[HN Gopher] GPU Caching Compared Among AMD, Intel UHD, Apple M1
       ___________________________________________________________________
        
       GPU Caching Compared Among AMD, Intel UHD, Apple M1
        
       Author : jb1991
       Score  : 43 points
       Date   : 2023-01-16 17:58 UTC (5 hours ago)
        
 (HTM) web link (chipsandcheese.com)
 (TXT) w3m dump (chipsandcheese.com)
        
       | hot_gril wrote:
       | Nice, succinct 1-2 page article going into interesting technical
       | details. As someone who's hardly touched graphics, GPUs have
       | always been magic to me, especially integrated ones, so it's nice
       | to read digestible explanations about them.
        
       | lowbloodsugar wrote:
       | >bandwidth is the same for AMD and Apple and much lower for
       | Intel.
       | 
       | Later
       | 
       | >Intel: 700, AMD 1400, Apple: 2100
       | 
       | I wouldn't call 2x and 3x "similar".
       | 
       | Also I don't see why author thinks desktop chips with integrated
       | graphics are meant to be paired with a discreet GPU. Surely the
       | opposite is true. I got a faster CPU by not getting one with
       | integrated graphics.
       | 
       | Finally, doesn't the fact that apple has a fundamentally
       | different rendering pipeline relevant?
        
         | Dalewyn wrote:
         | At least with regards to Intel CPUs, iGPU-less CPUs (the ones
         | with -F suffixes) are otherwise identical to the standard ones
         | with iGPUs. The main reason to buy them is the slightly lower
         | price, which could make a difference if you're on a tight
         | budget.
         | 
         | On a tangential note, it's great having an iGPU even if you are
         | almost never going to use it.
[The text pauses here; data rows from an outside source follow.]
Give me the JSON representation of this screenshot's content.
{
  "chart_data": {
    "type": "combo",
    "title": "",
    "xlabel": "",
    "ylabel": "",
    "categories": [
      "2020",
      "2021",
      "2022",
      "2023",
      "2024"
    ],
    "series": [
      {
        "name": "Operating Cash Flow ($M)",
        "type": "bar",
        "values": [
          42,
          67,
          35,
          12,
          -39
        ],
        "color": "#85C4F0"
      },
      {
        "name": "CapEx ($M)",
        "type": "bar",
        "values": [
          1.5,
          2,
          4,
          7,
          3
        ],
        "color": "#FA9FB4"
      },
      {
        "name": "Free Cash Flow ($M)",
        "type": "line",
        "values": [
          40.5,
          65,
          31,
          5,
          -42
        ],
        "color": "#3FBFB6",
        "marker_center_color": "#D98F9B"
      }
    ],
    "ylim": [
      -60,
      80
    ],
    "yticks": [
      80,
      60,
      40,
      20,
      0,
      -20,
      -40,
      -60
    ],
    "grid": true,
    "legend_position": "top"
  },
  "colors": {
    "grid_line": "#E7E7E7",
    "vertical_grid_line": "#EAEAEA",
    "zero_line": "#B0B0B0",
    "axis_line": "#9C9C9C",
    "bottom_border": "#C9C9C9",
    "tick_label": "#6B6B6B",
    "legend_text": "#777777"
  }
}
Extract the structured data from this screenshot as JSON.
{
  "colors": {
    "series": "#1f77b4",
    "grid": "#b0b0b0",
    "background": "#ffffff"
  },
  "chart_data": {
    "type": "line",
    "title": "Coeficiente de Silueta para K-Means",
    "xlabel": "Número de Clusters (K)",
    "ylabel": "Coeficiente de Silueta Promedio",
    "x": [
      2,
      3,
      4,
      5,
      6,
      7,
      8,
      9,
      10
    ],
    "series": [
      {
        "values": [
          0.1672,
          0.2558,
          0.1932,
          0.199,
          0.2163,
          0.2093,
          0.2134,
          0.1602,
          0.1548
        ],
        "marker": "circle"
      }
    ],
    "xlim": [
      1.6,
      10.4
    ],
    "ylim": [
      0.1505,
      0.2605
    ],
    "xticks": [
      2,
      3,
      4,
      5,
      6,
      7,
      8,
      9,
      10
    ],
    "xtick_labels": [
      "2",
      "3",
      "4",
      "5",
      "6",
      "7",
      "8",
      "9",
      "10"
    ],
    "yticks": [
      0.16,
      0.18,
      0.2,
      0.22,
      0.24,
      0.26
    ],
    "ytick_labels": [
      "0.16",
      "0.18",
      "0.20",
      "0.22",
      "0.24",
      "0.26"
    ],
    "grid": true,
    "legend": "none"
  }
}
If your discrete GPU borks, you
         | have a fallback ready and waiting. If you do use it alongside a
         | discrete GPU, you can offload certain lower priority tasks like
         | video encoding/decoding to it.
        
       | deagle50 wrote:
       | Intel Steam Deck 2 would be very interesting. I think they could
       | make something very compelling in the continuous 15W under gaming
       | load space.
        
       | alanfranz wrote:
       | > as modern dedicated GPUs, can theoretically do zero-copy
       | transfers by mapping the appropriate memory on both the CPU and
       | GPU.
       | 
       | Is this true for dgpus? How does this work?
        
         | yaantc wrote:
         | This is not specific to dGPU, it could apply to any PCIe
         | device. Emphasis on "theoretically" too.
         | 
         | On the device (dGPU here), it is possible to route memory
         | accesses to part of the internal address space to the PCIe
         | controller. In turn, the PCIe controller can translate such
         | received memory access into a PCIe request (read or write), in
         | the different PCIe address space, with some address
         | translation.
         | 
         | This PCIe request goes to the PCIe host (CPU in a dGPU
         | scenario). Here too the host PCIe controller can map the PCIe
         | request, using using a PCIe address space address, into the
         | host address space. And this can go to the host memory (after
         | IOMMU filtering and address translation usually). And all this
         | back for the return trip to the device in case of a read.
         | 
         | So latency would be rather high, but technically possible. In
         | most application such transfers are offloaded to a DMA in the
         | PCIe controller doing a copy between PCIe and local address
         | spaces, but a processing core can certainly do a direct access
         | without DMA if all the address mappings are suitably
         | configured.
        
         | kevingadd wrote:
         | In theory for a long time you've been able to "persistently
         | map" A GPU side buffer that houses things like indexes, vertex
         | data, or even textures, and then write directly* into GPU
         | memory from the CPU without a staging buffer. This was referred
         | to as 'AZDO' (Approaching Zero Driver Overhead) in the OpenGL
         | space and eventually fed into the design of Vulkan and Direct3D
         | 12 (see https://www.gdcvault.com/play/1020791/Approaching-Zero-
         | Drive... if you're curious about all of this)
         | 
         | I say in theory and used an asterisk because I think it's
         | generally the case that the driver could lie and just maintain
         | an illusion for you by flushing a staging buffer at the 'right
         | time'. But in practice my understanding is that the memory
         | writes will go straight over the PCIe bus to the GPU and into
         | its memory, perhaps with a bit of write-caching/write-combining
         | locally on the CPU. It would be wise to make sure you never
         | _read_ from that mapped memory :)
        
       ___________________________________________________________________
       (page generated 2023-01-16 23:00 UTC)